Process training teaches people to pass the responsibility of customer satisfaction to the next person in line. In our businesses, this is evidenced by the impersonal and all-too-familiar “Your card, please” at our reception areas, as opposed to the relationship-building “Good morning, Mary. How are you? What are you going to do today?” In contrast, familiarity guidance occurs when a staff member helps a customer enjoy a fitness experience and learn during it. It is also evident when the “light goes on” in a personal exercise session or when Joe the front-desk guy goes out and starts Joan the member’s car on a cold January night.
Based on data comparisons between the 1990 and 2002 IHRSA State of the Industry Reports, member retention
in the fitness industry is no better now than in 1990. Facilities may have better equipment, flashier displays, integrated audiovisual escapist modules and other goodies to offer clients, but we turn over as many members as we did before the advent of such bells and whistles. I conclude that such customer turnover still happens because members’ experiences have not changed
that significantly in the last 12 years.
Moreover, according to surveys I’ve conducted, facilities are no more profitable now than more than a decade ago, despite the development of sophisticated computer tracking systems and club management software. We seem
to need something more than advanced technology.
Finally, many facilities have reported to me an employee turnover rate of more than 50 percent per year in key jobs! The cost of hiring, training and retraining is exorbitant in any industry, including ours.
Because current methodologies clearly do not work for facilities or users, staff training has to change. Instead of facilitating better member experiences in our clubs, our training (or lack of it) seems to continue the trend of chasing customers away.
Even though we subscribe to a Disney-era understanding that customer care
is the most important aspect of business, we have not shifted to the experience paradigm. We are stuck in
the old model of pushing goods and rendering services.
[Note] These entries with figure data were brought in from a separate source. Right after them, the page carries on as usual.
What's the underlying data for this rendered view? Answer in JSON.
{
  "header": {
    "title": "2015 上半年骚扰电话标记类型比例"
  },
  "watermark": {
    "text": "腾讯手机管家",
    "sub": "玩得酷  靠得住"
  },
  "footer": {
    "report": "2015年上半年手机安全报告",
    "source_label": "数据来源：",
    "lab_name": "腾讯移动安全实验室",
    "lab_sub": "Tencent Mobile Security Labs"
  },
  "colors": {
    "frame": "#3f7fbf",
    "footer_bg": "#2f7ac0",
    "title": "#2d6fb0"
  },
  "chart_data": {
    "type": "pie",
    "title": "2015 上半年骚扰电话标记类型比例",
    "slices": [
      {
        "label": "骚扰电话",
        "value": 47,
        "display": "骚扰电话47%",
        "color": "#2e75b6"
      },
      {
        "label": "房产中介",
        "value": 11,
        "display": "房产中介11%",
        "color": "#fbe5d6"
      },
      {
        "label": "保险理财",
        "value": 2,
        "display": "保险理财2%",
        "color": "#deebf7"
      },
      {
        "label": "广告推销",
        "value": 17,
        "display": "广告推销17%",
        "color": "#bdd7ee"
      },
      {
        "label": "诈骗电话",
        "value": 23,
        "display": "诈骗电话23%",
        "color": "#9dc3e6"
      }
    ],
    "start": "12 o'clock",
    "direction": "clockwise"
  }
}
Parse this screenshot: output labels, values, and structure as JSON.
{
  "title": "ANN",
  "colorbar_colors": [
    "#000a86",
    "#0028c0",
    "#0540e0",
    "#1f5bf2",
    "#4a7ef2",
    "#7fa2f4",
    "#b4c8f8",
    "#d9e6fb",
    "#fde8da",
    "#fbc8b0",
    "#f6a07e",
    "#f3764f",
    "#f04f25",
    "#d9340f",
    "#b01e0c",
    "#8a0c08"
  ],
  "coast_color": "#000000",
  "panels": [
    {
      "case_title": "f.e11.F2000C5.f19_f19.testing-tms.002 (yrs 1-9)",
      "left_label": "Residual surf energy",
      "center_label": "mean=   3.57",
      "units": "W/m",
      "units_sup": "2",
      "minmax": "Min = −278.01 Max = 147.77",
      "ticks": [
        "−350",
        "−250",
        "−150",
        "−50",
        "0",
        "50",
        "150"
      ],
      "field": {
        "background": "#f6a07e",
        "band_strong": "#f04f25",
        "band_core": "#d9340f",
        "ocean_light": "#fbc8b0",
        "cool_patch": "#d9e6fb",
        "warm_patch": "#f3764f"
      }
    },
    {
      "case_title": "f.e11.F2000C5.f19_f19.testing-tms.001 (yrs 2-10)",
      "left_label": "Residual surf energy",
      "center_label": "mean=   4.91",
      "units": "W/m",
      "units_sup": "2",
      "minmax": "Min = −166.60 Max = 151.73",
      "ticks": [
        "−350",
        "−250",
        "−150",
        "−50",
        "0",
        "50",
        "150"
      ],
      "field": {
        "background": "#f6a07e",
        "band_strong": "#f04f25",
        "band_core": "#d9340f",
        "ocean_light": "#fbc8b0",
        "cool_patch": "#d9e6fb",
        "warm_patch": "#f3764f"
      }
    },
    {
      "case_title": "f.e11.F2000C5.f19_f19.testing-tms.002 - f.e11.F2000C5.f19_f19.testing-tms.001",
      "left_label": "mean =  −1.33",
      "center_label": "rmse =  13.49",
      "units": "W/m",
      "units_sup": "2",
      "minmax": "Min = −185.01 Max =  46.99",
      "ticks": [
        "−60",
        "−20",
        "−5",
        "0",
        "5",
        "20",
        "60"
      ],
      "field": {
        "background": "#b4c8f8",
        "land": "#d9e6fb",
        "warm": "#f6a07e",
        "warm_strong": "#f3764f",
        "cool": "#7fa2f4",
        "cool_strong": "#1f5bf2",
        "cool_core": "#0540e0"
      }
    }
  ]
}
For example, I
recently examined a preconference flyer for one of the most respected trade shows in our industry and discovered that the word experience
was mentioned in only one of more than 100 seminar titles.
What strategies should facility managers and fitness, group exercise and personal training directors adopt to
address these challenges?
- Train reception (not “front desk”) staff to greet warmly every member and guest coming to and going from your facility. Name-memorization courses are a must.
- Indoctrinate all staff members at every level into not just passing clients through but serving them.
- Understand that “one-to-one training” is not a process but a practice
of engaging the client. Teach your trainers accordingly.
- Work with the group exercise and personal training directors to integrate all programming into a cohesive whole.
- Put fun back into fitness and eliminate mundane ways of doing day-to-day tasks. Why not begin by eliminating that ubiquitous white-cardboard workout card?
- Return to programming basics.
- Eliminate the notion of a “star,” or “prima donna,” instructor and build a team that wants not to perform for people but to motivate them.
- Understand that more sales will come out of relationship-oriented “being there” for clients than will come out of all of the multi-ticket bargains ever put forth.
- Recognize that, in the experience economy, if your personal trainers can invigorate your clients to “get a good ride every time,” they will be the dominant players in the new era of wellness just around the corner.
I hope to call Bill one day soon and
find that he has heard enough customer complaints about his automated telephone-answering system to return to the simple, personal touch of a
live receptionist. Sometimes, it takes nothing more than a wake-up call
such as this to realize that, in the
name of progress or bottom-line savings, we have denied our customers
an experience that they appreciate.
If we do not begin to take staff training seriously and integrate the lessons of the experience economy into our businesses, fitness facilities may just follow the old-school economic models into history.